Part 30

9K 2.2K 378
                                    

Nyuhuuu .... nyok ah.



🌊🌊🌊

Safira memekik saat terkena percikan air. Dia menyesal hanya mengenakan kemben sepagi ini. Namun, cuciannya menumpuk dan butuh diselesaikan. Dan Safira tahu pasti akan basah. Jadi sebuah kain jarik yang dijadikan penutup tubuh, adalah solusi terbaik.
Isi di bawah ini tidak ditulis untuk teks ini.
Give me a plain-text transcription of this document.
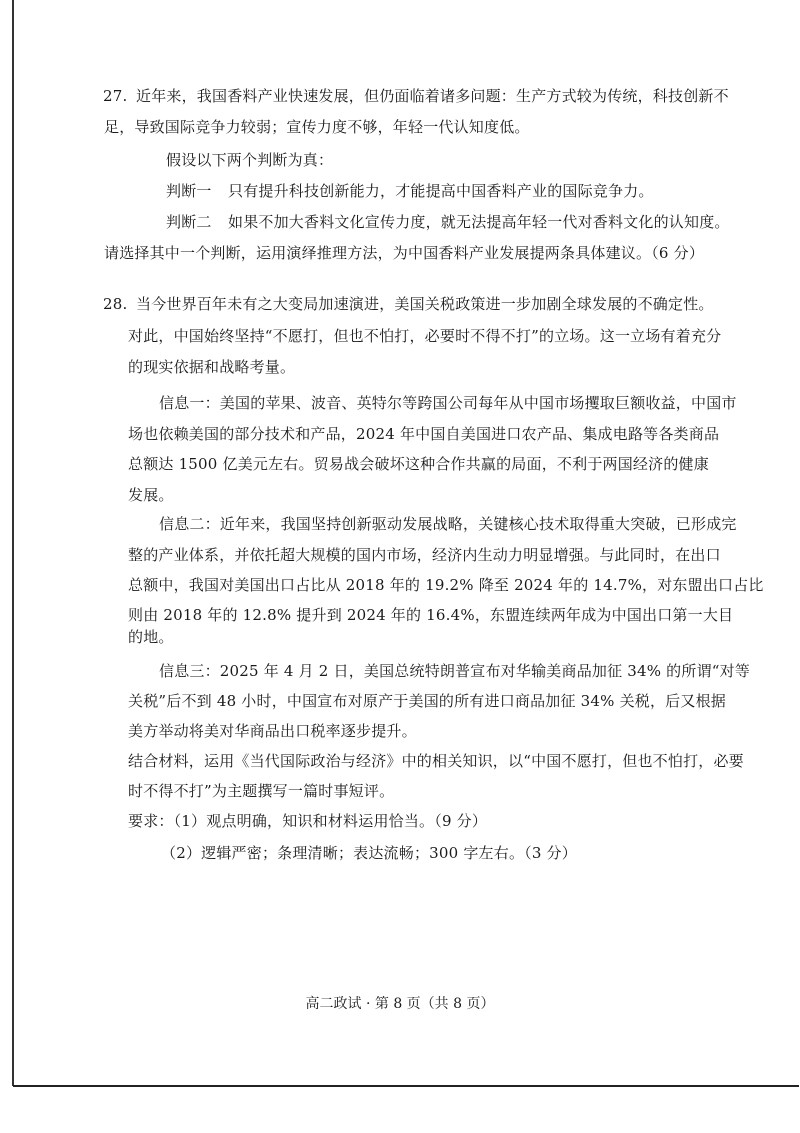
27. 近年来，我国香料产业快速发展，但仍面临着诸多问题：生产方式较为传统，科技创新不
足，导致国际竞争力较弱；宣传力度不够，年轻一代认知度低。
假设以下两个判断为真：
判断一 只有提升科技创新能力，才能提高中国香料产业的国际竞争力。
判断二 如果不加大香料文化宣传力度，就无法提高年轻一代对香料文化的认知度。
请选择其中一个判断，运用演绎推理方法，为中国香料产业发展提两条具体建议。（6 分）
28. 当今世界百年未有之大变局加速演进，美国关税政策进一步加剧全球发展的不确定性。
对此，中国始终坚持“不愿打，但也不怕打，必要时不得不打”的立场。这一立场有着充分
的现实依据和战略考量。
信息一：美国的苹果、波音、英特尔等跨国公司每年从中国市场攫取巨额收益，中国市
场也依赖美国的部分技术和产品，2024 年中国自美国进口农产品、集成电路等各类商品
总额达 1500 亿美元左右。贸易战会破坏这种合作共赢的局面，不利于两国经济的健康
发展。
信息二：近年来，我国坚持创新驱动发展战略，关键核心技术取得重大突破，已形成完
整的产业体系，并依托超大规模的国内市场，经济内生动力明显增强。与此同时，在出口
总额中，我国对美国出口占比从 2018 年的 19.2% 降至 2024 年的 14.7%，对东盟出口占比
则由 2018 年的 12.8% 提升到 2024 年的 16.4%，东盟连续两年成为中国出口第一大目
的地。
信息三：2025 年 4 月 2 日，美国总统特朗普宣布对华输美商品加征 34% 的所谓“对等
关税”后不到 48 小时，中国宣布对原产于美国的所有进口商品加征 34% 关税，后又根据
美方举动将美对华商品出口税率逐步提升。
结合材料，运用《当代国际政治与经济》中的相关知识，以“中国不愿打，但也不怕打，必要
时不得不打”为主题撰写一篇时事短评。
要求：（1）观点明确，知识和材料运用恰当。（9 分）
（2）逻辑严密；条理清晰；表达流畅；300 字左右。（3 分）
高二政试 · 第 8 页（共 8 页）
Lagi pula mereka berada sumur bakang rumah. Tak akan ada yang melihat karena lebatnya pohon bambu yang memagari rumah.

"Bunda ... busanya banyak!"

"Hati-hati licin, Adek!" Safira meringis. Anak-anaknya sedang bermain dengan busa sabun cuci. Ia telah melarang, tapi kedua bocah tak mendengar.

Minggu pagi memang selalu menjadi hari spesial untuk mereka bertiga. Ettan dan Hayi bisa mandi sepuasnya di sumur belakang sembari menemani ibunya mencuci. Nung Astiti akan pulang ke desa pada hari itu.

"Busanya kayak salju!" ujar Hayi.

"Kakak pengen liat salju."

"Ayah udah pegang salju."

"Ayah keren."

"Ayah janjiin Adek buat liat salju."

"Beneran?"

"Iya dong, Kak. Masa bohong."

"Ayah bilang kapan nggak?"

"Nanti kalau Ibu sama Ayah buatin adek baru."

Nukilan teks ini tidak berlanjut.